We called Hospice the next day to help us get a hospital bed and a local physician to prescribe pain medication. We also enlisted one of the physicians Mim had worked with to be Mom’s primary care physician.
Mim was teaching nursing at North Park College at the time, and had a flexible schedule. She also had very kind and highly skilled colleagues who volunteered to help care for Mom to give Mim and me a little time off from round-the-clock care giving. I had just left my corporate job and was in the process of starting up my own small business consulting practice, which meant that I also had a flexible schedule.
We turned our living room into Mom’s room. For the first couple weeks she was able to walk around the apartment and eat with us in the dining room. As she got weaker, she spent most of her time in the living room. I played her favorite hymns on the piano, over and over again. I read to her. She really liked The Best Christmas Pageant Ever by Barbara Robinson, a good story that made her smile and laugh. My brother and sister and their families came down to visit her weekly. Her two brothers and their wives came to visit, too.
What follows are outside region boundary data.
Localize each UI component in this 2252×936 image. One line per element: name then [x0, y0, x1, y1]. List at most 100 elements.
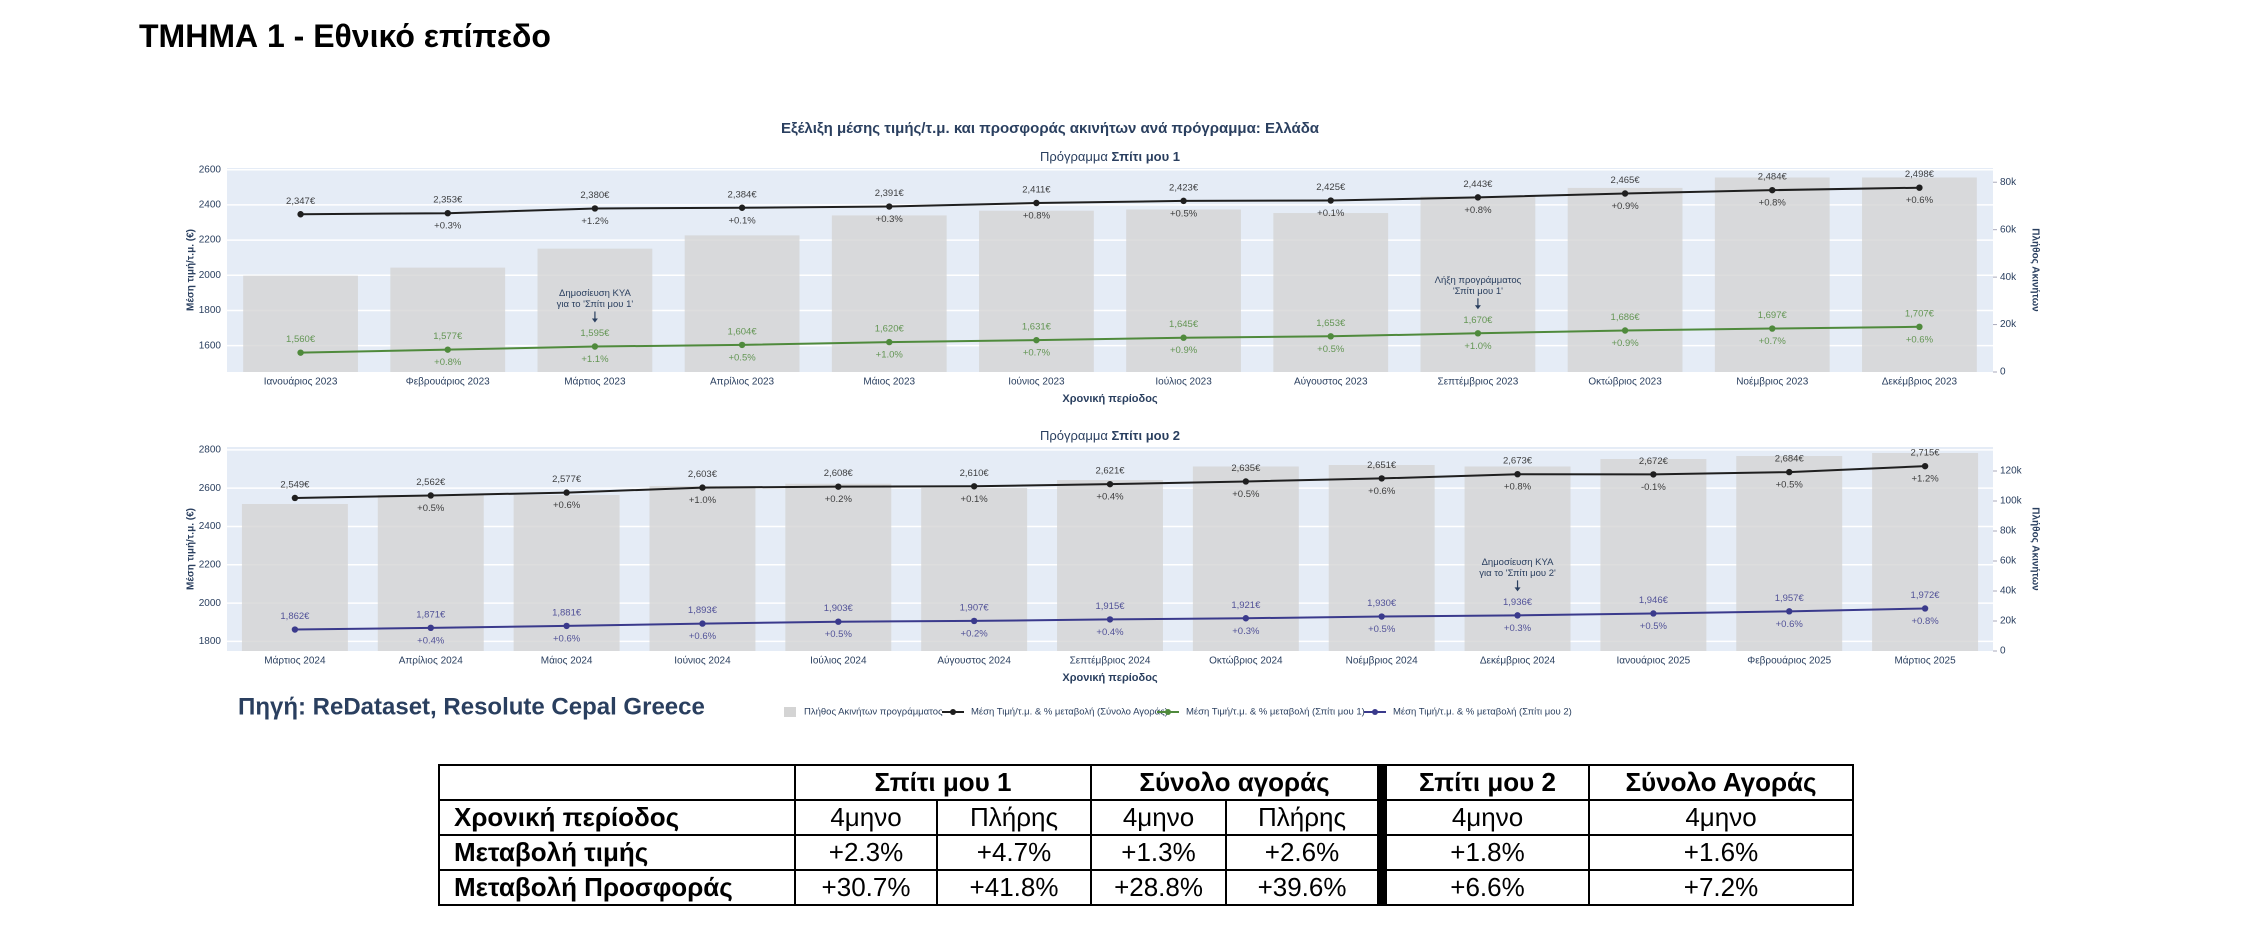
- x-tick-label: Δεκέμβριος 2024: [1480, 655, 1556, 667]
- change-label: +0.6%: [1776, 619, 1804, 630]
- subplot-title-prefix: Πρόγραμμα: [1040, 149, 1108, 164]
- change-label: +0.8%: [434, 357, 462, 368]
- y2-tick-label: 20k: [2000, 319, 2017, 330]
- x-tick-label: Νοέμβριος 2023: [1736, 376, 1809, 388]
- y-tick-label: 2000: [199, 270, 222, 281]
- change-label: +0.1%: [1317, 208, 1345, 219]
- line-point: [1916, 323, 1923, 331]
- legend-label: Μέση Τιμή/τ.μ. & % μεταβολή (Σύνολο Αγορ…: [971, 707, 1168, 718]
- change-label: +0.8%: [1759, 198, 1787, 209]
- bar: [1872, 453, 1979, 651]
- legend-label: Μέση Τιμή/τ.μ. & % μεταβολή (Σπίτι μου 2…: [1393, 707, 1572, 718]
- table-cell: +1.3%: [1090, 834, 1228, 871]
- line-point: [1474, 194, 1482, 201]
- y2-tick-label: 0: [2000, 646, 2006, 657]
- annotation-arrowhead: [591, 318, 598, 323]
- value-label: 2,443€: [1463, 179, 1493, 190]
- subplot-title: Πρόγραμμα Σπίτι μου 1: [1040, 149, 1180, 164]
- change-label: +0.6%: [1368, 486, 1396, 497]
- line-point: [591, 343, 599, 350]
- table-cell: 4μηνο: [1588, 799, 1855, 836]
- page-title: ΤΜΗΜΑ 1 - Εθνικό επίπεδο: [139, 18, 551, 54]
- annotation-text: Δημοσίευση ΚΥΑ: [559, 288, 632, 299]
- value-label: 2,684€: [1775, 454, 1805, 465]
- change-label: +0.6%: [689, 631, 717, 642]
- bar: [1328, 465, 1435, 651]
- value-label: 1,697€: [1758, 310, 1788, 321]
- change-label: +0.5%: [825, 629, 853, 640]
- value-label: 1,915€: [1095, 601, 1125, 612]
- line-point: [1474, 330, 1482, 337]
- line-point: [1180, 334, 1187, 341]
- y2-tick-label: 40k: [2000, 586, 2017, 597]
- row-label: Μεταβολή τιμής: [438, 834, 796, 871]
- change-label: +0.9%: [1611, 201, 1639, 212]
- value-label: 2,715€: [1911, 448, 1941, 459]
- value-label: 2,465€: [1611, 175, 1641, 186]
- value-label: 2,651€: [1367, 460, 1397, 471]
- line-point: [1916, 184, 1923, 191]
- line-point: [1621, 327, 1629, 334]
- table-group-header: Σύνολο αγοράς: [1090, 764, 1384, 801]
- change-label: +0.5%: [1317, 344, 1345, 355]
- value-label: 2,672€: [1639, 456, 1669, 467]
- table-cell: +39.6%: [1225, 869, 1384, 906]
- line-point: [1786, 468, 1793, 476]
- y2-tick-label: 80k: [2000, 177, 2017, 188]
- change-label: +0.1%: [728, 215, 756, 226]
- table-cell: +6.6%: [1377, 869, 1591, 906]
- line-point: [1033, 336, 1040, 344]
- line-point: [886, 203, 893, 210]
- line-point: [970, 483, 978, 490]
- line-point: [1921, 605, 1929, 612]
- y-axis-title: Μέση τιμή/τ.μ. (€): [186, 508, 197, 590]
- change-label: +0.5%: [1776, 480, 1804, 491]
- change-label: +0.6%: [553, 500, 581, 511]
- line-point: [1378, 475, 1385, 482]
- line-point: [886, 338, 893, 346]
- line-point: [835, 483, 842, 490]
- annotation-text: Δημοσίευση ΚΥΑ: [1482, 557, 1555, 568]
- x-tick-label: Μάρτιος 2025: [1894, 655, 1956, 667]
- x-tick-label: Απρίλιος 2023: [710, 376, 775, 388]
- y2-axis-title: Πλήθος Ακινήτων: [2029, 507, 2040, 591]
- legend-swatch-point: [950, 709, 956, 715]
- value-label: 1,903€: [824, 603, 854, 614]
- x-tick-label: Αύγουστος 2023: [1294, 376, 1368, 388]
- line-point: [1180, 197, 1187, 205]
- x-tick-label: Ιανουάριος 2023: [264, 376, 338, 388]
- x-tick-label: Νοέμβριος 2024: [1346, 655, 1419, 667]
- table-group-row: Σπίτι μου 1 Σύνολο αγοράς Σπίτι μου 2 Σύ…: [438, 764, 1855, 801]
- value-label: 2,498€: [1905, 169, 1935, 180]
- table-group-header: Σύνολο Αγοράς: [1588, 764, 1855, 801]
- legend: Πλήθος Ακινήτων προγράμματος Μέση Τιμή/τ.…: [784, 707, 1572, 718]
- line-point: [1921, 462, 1929, 470]
- x-axis-title: Χρονική περίοδος: [1062, 393, 1158, 405]
- change-label: +0.5%: [417, 503, 445, 514]
- table-cell: +7.2%: [1588, 869, 1855, 906]
- change-label: +0.8%: [1464, 205, 1492, 216]
- bar: [979, 210, 1094, 372]
- x-tick-label: Ιούνιος 2023: [1008, 376, 1065, 388]
- line-point: [1327, 197, 1334, 204]
- line-point: [738, 341, 746, 349]
- bar: [684, 235, 800, 372]
- x-tick-label: Οκτώβριος 2023: [1588, 376, 1662, 388]
- line-point: [1769, 186, 1776, 194]
- change-label: +0.5%: [1232, 489, 1260, 500]
- line-point: [699, 484, 706, 491]
- table-cell: 4μηνο: [794, 799, 938, 836]
- value-label: 1,972€: [1911, 590, 1941, 601]
- change-label: +0.3%: [1504, 623, 1532, 634]
- y-tick-label: 2400: [199, 200, 222, 211]
- x-tick-label: Μάρτιος 2023: [564, 376, 626, 388]
- change-label: +0.4%: [1096, 492, 1124, 503]
- table-cell: 4μηνο: [1377, 799, 1591, 836]
- change-label: +0.9%: [1611, 338, 1639, 349]
- line: [300, 325, 1920, 354]
- change-label: +0.9%: [1170, 345, 1198, 356]
- line-point: [1242, 615, 1250, 622]
- bar: [921, 487, 1028, 651]
- value-label: 2,621€: [1095, 466, 1125, 477]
While Mom lived with us, Mim periodically asked her, “Do you know where you are?” as a means of monitoring her mental well-being and cognitive decline. One day Mom answered, “I know you want me to say I’m in Chicago, but I’m not. I’m at home.” That said to us we were providing the kind of hospitality she needed.
Mom lived with us for six weeks. She was the first of several people we have invited to live with us during their final weeks on earth. There can be many precious moments as the end of a person’s earthly life approaches. We’re thankful for the opportunity to share those special times.